Moderating Stress and Self-Control Through Mindfulness and Effective Habits

Beyond financial difficulties, emotional and social stress is the most common reason students give for early withdrawal from the University of Pittsburgh. Learning to effectively manage stress during this major life transition may be a key process in helping students succeed in college. Yet, post-secondary institutions provide little support that trains students to effectively navigate the social and academic stress they encounter throughout their college experience.

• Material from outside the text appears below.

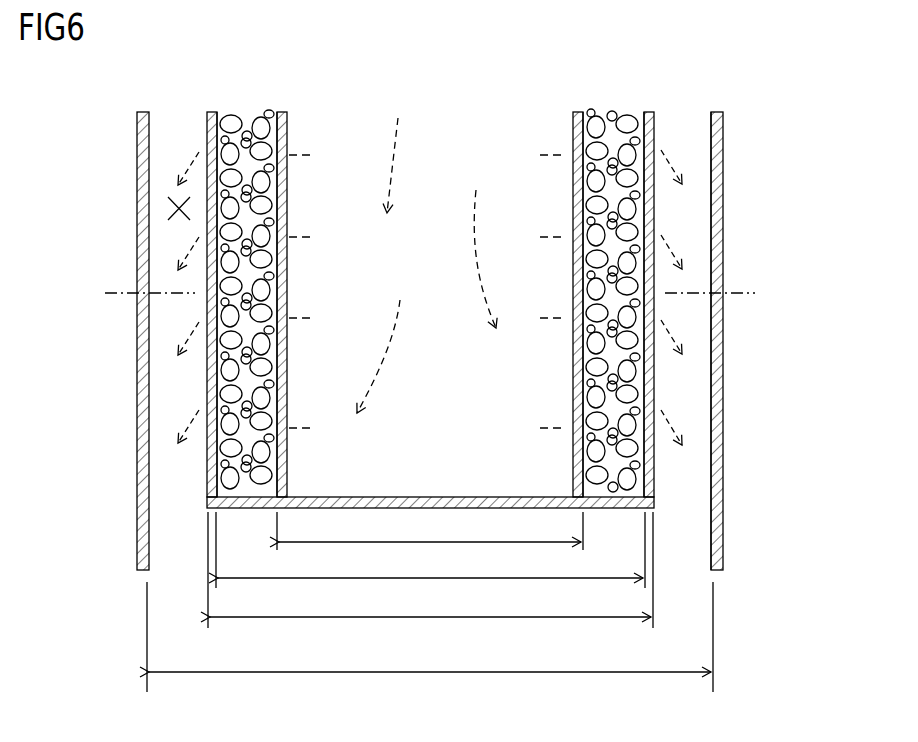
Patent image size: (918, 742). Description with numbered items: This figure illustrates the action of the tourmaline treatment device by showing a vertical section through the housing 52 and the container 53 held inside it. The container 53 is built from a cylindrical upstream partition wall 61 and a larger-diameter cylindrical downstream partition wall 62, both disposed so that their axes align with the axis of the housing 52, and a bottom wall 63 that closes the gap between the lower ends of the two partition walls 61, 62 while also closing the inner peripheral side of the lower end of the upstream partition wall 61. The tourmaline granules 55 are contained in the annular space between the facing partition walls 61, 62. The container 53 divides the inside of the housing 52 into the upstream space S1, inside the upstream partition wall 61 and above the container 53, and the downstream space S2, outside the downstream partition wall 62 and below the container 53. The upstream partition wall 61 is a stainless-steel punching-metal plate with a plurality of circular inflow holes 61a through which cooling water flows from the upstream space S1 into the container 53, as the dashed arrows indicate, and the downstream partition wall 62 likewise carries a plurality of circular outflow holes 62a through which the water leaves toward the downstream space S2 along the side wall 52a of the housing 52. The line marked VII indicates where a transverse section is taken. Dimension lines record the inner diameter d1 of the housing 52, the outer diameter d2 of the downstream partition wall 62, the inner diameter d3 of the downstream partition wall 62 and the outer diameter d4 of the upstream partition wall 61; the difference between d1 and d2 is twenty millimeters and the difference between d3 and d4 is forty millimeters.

Dr. Brian Galla, working in the School of Education and the LRDC, partnering with leading motivational and educational psychologists across the nation, have identified a series of interventions that help to foster greater studying strategies, cultivate greater resilience and grit, and help students reduce their stress. As part of this work, these researchers have found increasing awareness for, and adoption of mindfulness meditation strategies among young adults to cope with stress in school. Mindfulness is defined as a nonjudgmental awareness of present moment experience. Numerous studies with adults show mindfulness training is effective in reducing both emotional and social stress, including loneliness. Yet, few mindfulness training programs have been adapted for use with college-age freshman. Dr. Galla is working to provide students with an established training program, offered through a national non-profit organization (www.ibme.info), to specifically meet the psychological and social needs of middle adolescents (14-18) and emerging adults (19-23). And unlike most mindfulness training programs that span months, the current training program is relatively short (usually five days long). In two different studies, this standardized program has been shown to be effective at boosting mental resilience (e.g., mindfulness skills, self-regulation), and reducing maladaptive coping strategies, stress, and symptoms of depression, in adolescents aged 14 to 19 (Galla, Baelen, Duckworth, & Baime, 2016; Galla & Duckworth, 2015). By incorporating training during students’ first-year experience, students can elect to learn about effective mindfulness and study habits, which promises to help reduce how they respond to stress and employ effective studying strategies and habits.